INFO:sagemaker:Created S3 bucket: sagemaker-us-east-1-905418230844


In [7]:
!aws s3 cp customer_data.csv s3://sagemaker-us-east-1-891377032677/CustomerRiskRating/v1/

upload: ./customer_data.csv to s3://sagemaker-studio-6b1c7e70/CustomerRiskRating/v1/customer_data.csv


Kick start a Processing job

In [None]:
_datetime = datetime.now().strftime('%Y-%m-%d-%H-%M-%S')

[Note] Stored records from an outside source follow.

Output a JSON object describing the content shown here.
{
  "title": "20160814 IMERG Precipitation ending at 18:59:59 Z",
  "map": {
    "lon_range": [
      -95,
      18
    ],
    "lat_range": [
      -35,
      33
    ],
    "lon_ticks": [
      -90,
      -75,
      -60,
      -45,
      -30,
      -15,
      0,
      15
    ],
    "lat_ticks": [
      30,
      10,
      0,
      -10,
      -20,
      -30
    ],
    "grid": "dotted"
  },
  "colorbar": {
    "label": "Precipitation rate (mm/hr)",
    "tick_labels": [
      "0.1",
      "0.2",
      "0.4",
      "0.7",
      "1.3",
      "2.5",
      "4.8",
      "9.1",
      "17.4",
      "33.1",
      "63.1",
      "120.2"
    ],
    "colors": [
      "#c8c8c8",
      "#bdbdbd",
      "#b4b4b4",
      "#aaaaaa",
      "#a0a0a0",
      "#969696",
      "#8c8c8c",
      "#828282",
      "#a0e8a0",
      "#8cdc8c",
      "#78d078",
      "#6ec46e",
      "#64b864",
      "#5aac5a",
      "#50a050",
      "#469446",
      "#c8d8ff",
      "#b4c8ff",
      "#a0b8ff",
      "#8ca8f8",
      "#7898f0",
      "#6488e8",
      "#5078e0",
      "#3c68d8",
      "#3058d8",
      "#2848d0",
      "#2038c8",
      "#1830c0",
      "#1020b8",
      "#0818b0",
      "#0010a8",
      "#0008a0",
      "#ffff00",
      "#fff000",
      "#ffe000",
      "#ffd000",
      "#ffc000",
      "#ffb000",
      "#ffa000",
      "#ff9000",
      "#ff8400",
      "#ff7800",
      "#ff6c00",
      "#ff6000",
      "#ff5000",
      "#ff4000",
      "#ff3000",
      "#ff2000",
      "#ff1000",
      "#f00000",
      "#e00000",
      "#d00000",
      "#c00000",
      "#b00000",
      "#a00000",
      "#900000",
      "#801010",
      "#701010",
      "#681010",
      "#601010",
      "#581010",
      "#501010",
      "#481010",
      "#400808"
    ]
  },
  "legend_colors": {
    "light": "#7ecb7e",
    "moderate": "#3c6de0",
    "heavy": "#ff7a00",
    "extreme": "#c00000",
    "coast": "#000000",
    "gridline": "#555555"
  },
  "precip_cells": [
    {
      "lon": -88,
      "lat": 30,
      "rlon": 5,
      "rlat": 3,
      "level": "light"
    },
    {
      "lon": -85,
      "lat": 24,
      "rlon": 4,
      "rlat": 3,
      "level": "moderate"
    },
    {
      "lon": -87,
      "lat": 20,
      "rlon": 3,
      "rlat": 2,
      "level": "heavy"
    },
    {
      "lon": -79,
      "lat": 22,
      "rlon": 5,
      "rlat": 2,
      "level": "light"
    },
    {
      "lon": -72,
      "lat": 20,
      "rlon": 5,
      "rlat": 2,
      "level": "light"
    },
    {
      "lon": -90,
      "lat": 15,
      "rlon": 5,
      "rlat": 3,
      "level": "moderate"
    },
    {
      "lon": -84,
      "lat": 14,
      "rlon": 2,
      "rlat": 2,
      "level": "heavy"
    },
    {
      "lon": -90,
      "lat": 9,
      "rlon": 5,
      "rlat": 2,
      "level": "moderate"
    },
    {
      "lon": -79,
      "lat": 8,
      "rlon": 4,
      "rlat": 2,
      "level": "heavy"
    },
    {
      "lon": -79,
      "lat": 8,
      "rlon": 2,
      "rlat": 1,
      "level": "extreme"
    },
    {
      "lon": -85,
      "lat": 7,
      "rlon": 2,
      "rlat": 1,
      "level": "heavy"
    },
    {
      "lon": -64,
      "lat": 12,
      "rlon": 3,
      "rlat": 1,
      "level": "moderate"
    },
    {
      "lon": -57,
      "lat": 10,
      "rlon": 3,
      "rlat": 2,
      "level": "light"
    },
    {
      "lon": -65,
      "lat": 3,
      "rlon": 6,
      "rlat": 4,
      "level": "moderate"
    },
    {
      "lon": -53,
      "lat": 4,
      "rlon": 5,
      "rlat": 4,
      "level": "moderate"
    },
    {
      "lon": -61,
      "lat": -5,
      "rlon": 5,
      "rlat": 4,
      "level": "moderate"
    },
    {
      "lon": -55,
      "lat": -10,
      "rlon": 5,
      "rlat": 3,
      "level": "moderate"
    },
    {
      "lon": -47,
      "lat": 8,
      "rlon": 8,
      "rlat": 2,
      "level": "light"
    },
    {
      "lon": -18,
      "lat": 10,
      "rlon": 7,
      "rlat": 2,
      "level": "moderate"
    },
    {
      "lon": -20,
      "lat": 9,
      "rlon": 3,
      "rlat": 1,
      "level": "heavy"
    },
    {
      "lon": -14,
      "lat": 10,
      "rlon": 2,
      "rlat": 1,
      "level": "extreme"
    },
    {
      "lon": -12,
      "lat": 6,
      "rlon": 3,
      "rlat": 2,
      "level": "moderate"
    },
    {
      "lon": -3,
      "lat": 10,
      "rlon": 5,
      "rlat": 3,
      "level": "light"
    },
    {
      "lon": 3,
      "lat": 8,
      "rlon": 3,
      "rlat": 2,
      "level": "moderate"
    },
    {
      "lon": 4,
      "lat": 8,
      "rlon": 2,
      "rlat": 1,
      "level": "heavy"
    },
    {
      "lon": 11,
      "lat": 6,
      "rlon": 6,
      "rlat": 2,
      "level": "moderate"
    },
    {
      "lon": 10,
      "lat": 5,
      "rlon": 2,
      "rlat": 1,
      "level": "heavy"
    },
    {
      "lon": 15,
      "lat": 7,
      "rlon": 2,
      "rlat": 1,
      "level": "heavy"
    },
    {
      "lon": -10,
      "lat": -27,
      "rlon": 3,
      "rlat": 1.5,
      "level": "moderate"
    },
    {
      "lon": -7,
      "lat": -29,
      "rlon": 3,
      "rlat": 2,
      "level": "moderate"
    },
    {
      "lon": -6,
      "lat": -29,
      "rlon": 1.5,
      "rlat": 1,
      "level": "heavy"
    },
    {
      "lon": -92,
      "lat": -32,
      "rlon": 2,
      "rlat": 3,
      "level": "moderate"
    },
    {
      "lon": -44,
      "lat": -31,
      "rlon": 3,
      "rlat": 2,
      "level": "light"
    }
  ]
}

_prefix = "pre-processing"

with Run(
    experiment_name="CustomerRiskRating",
    run_name=f"{_prefix}-{_datetime}",
    sagemaker_session=sagemaker_session,
) as run:
    
    job_name = f"{_prefix}-{_datetime}"
    
    sklearn_processor = SKLearnProcessor(
        framework_version='1.0-1',
        role=role_arn,
        instance_type="ml.t3.medium",
        instance_count=1
    )
    
    sklearn_processor.run(
        code='preprocessing.py',
        job_name=job_name,
        inputs=[
            ProcessingInput(
                source="customer_data.csv",
                destination='/opt/ml/processing/input'
                
            )
        ],
        outputs=[
            ProcessingOutput(
                destination="s3://sagemaker-us-east-1-891377032677/customerriskrating/processingjob",
                source='/opt/ml/processing/output',
            )
        ],
        arguments=[
            "--train_size", str(0.7),
            "--val_size", str(0.2),
            "--test_size", str(0.1),
            "--random_state", str(10),
            "--target_col", "LABEL"
        ]
    )
    
    processing_job_description = sklearn_processor.jobs[-1].describe()